= Pablo Gelber =

Argentinian orthopaedic surgeon (born 1974)

Pablo E. Gelber Ghertner (born 21 December 1974) is an Argentine orthopedic surgeon specializing in knee preservation, with a focus on cartilage transplantation and ligament reconstruction. He practices at ReSport Clinic in Barcelona and in London, England.

== Early life and education ==

Gelber was born in Buenos Aires, Argentina. He earned his medical degree from the University of Buenos Aires in 2001 and completed his residency in Orthopaedic Surgery and Traumatology at Parc de Salut Mar (Autonomous University of Barcelona) in 2008. He obtained a PhD from the same university in 2007. In 2010, he completed a research fellowship at the University of Pittsburgh.

== Professional career ==
Since 2009, Gelber has worked at the Hospital de Sant Pau in Barcelona, where he has focused on advanced surgical techniques in multiligament knee injuries, and cartilage transplantation. In 2023, he began practicing in London.

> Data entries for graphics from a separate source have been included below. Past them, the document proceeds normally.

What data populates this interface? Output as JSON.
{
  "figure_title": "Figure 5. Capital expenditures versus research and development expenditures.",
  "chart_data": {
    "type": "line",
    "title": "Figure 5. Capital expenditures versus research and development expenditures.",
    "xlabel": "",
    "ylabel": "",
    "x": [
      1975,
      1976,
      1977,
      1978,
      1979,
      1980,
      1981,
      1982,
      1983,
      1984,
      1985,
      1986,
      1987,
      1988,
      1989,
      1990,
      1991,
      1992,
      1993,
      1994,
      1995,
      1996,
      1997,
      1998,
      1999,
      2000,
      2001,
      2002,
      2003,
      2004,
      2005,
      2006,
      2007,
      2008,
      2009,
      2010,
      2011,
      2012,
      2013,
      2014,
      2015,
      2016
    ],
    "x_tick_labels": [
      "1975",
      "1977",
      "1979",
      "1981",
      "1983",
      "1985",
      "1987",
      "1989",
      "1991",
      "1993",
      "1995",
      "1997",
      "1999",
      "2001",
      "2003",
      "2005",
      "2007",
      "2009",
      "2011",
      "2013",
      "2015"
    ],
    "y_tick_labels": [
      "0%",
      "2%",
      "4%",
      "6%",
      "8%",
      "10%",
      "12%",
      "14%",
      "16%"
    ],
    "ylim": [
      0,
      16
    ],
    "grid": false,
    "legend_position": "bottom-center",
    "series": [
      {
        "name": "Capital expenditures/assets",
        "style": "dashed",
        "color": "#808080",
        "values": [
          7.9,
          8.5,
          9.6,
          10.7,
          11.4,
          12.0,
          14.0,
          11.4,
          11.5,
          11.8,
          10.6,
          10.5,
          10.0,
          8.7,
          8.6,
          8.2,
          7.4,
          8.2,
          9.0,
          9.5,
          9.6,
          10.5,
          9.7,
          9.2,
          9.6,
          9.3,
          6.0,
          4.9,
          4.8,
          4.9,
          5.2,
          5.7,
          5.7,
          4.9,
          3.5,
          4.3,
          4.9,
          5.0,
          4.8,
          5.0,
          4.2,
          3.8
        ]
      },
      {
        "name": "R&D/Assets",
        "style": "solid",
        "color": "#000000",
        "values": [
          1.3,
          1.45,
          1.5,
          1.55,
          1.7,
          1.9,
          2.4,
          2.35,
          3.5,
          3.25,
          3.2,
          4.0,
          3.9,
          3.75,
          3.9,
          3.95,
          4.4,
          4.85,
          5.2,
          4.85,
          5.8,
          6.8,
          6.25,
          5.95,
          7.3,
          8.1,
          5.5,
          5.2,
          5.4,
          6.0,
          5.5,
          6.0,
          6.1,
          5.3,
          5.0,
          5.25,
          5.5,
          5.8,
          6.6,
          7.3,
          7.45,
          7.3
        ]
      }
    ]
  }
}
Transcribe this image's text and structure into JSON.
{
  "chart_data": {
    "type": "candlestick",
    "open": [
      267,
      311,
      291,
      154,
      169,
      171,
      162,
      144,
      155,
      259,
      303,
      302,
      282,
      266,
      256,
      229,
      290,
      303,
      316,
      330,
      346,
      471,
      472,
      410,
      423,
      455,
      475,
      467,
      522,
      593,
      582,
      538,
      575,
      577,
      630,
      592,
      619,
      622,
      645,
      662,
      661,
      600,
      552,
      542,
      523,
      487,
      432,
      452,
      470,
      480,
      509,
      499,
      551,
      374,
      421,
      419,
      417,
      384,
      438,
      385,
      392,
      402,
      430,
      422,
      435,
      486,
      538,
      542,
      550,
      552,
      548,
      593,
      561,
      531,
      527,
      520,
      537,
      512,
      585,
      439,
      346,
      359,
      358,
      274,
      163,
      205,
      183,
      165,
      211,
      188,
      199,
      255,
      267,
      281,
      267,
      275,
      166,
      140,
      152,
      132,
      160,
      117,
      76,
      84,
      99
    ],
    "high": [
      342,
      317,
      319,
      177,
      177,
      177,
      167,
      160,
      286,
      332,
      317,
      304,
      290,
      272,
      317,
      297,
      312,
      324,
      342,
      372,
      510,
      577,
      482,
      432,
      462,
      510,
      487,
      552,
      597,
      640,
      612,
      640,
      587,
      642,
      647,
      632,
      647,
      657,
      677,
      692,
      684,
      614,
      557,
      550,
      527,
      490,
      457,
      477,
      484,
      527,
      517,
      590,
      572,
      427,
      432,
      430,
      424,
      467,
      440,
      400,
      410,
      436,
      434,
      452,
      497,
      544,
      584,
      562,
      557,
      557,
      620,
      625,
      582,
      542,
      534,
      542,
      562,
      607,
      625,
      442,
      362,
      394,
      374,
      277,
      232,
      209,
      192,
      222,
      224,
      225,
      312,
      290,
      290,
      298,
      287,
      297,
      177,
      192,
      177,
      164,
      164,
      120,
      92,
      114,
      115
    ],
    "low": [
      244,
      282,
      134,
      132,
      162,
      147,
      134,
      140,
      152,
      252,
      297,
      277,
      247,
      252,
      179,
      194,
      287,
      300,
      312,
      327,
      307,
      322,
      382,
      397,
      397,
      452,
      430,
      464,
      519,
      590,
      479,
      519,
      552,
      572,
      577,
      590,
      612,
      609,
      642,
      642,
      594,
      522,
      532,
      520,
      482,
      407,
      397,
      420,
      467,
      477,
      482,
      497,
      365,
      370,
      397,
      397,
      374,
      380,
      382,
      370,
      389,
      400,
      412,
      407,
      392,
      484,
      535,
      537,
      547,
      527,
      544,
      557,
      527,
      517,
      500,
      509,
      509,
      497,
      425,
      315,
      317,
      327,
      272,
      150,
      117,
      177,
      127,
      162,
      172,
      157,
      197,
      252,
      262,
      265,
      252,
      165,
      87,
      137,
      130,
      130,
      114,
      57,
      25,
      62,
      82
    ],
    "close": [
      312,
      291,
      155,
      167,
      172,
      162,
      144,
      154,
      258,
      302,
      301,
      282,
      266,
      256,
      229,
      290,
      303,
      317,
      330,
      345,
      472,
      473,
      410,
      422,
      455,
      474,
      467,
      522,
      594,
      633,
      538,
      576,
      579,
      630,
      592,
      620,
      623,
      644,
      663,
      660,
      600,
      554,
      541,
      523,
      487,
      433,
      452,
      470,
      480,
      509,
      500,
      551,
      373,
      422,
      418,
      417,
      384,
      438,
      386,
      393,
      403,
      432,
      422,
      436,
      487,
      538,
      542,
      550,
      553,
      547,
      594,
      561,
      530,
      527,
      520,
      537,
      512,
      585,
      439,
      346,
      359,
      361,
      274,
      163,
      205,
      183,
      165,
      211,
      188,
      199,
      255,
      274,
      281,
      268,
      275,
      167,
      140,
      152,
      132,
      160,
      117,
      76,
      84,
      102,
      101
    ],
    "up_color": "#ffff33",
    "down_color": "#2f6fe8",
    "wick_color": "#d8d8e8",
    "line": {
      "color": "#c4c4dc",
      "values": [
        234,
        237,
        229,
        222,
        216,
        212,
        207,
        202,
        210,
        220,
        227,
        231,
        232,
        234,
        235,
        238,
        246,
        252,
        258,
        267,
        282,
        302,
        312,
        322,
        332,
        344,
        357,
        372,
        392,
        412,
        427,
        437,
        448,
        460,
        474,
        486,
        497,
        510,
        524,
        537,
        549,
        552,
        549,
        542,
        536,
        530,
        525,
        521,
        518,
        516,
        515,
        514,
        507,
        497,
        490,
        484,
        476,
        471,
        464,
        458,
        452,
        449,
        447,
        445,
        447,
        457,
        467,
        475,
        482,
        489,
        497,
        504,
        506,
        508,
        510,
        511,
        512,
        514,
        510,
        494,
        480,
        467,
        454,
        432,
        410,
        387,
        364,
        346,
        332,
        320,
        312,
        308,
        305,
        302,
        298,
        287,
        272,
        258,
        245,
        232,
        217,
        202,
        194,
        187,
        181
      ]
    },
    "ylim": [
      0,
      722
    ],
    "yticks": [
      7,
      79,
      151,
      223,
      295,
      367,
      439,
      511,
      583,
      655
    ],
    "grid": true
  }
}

== Awards and recognition ==
Gelber has received several awards from scientific societies in orthopedics, including:

- Best Scientific Study Award – Spanish Arthroscopy Association (AEA), 2021 and 2022
- ESSKA Most Active Member Award, 2020
- Fundación MAPFRE-SECOT Award for Best Spanish Scientific Article, 2008

== Selected publications ==
Gelber has authored numerous peer-reviewed publications, particularly on osteochondral transplantation and complex knee injuries. His most cited works include:

- Early Postoperative CT Scan Provides Prognostic Data on Clinical Outcomes of Fresh Osteochondral Transplantation of the Knee, AJSM, 2022.
- A new CT scoring system to assess osteochondral allograft transplantation for the knee, International Orthopaedics, 2021.
- Ten-year outcomes of polyurethane meniscal scaffold implantation, Arthroscopy, 2023.

He has also co-authored international consensus statements on knee surgery published in leading journals. Gelber has contributed to over 70 scientific articles and book chapters. Selected publications include:

- Surgical techniques for posteromedial corner injuries, in The Medial Collateral Ligament and the Posteromedial Corner, Nova Science, 2018.
- Graft selection and regulation, in Surgery of the Meniscus, Springer-Verlag, 2016.
- Editor, ESSKA Instructional Course Lecture Book, Springer-Verlag, 2016.
- ACL Reconstruction Techniques, in Arthroscopic ACL Reconstruction: A Practical Guide, Springer, 2014.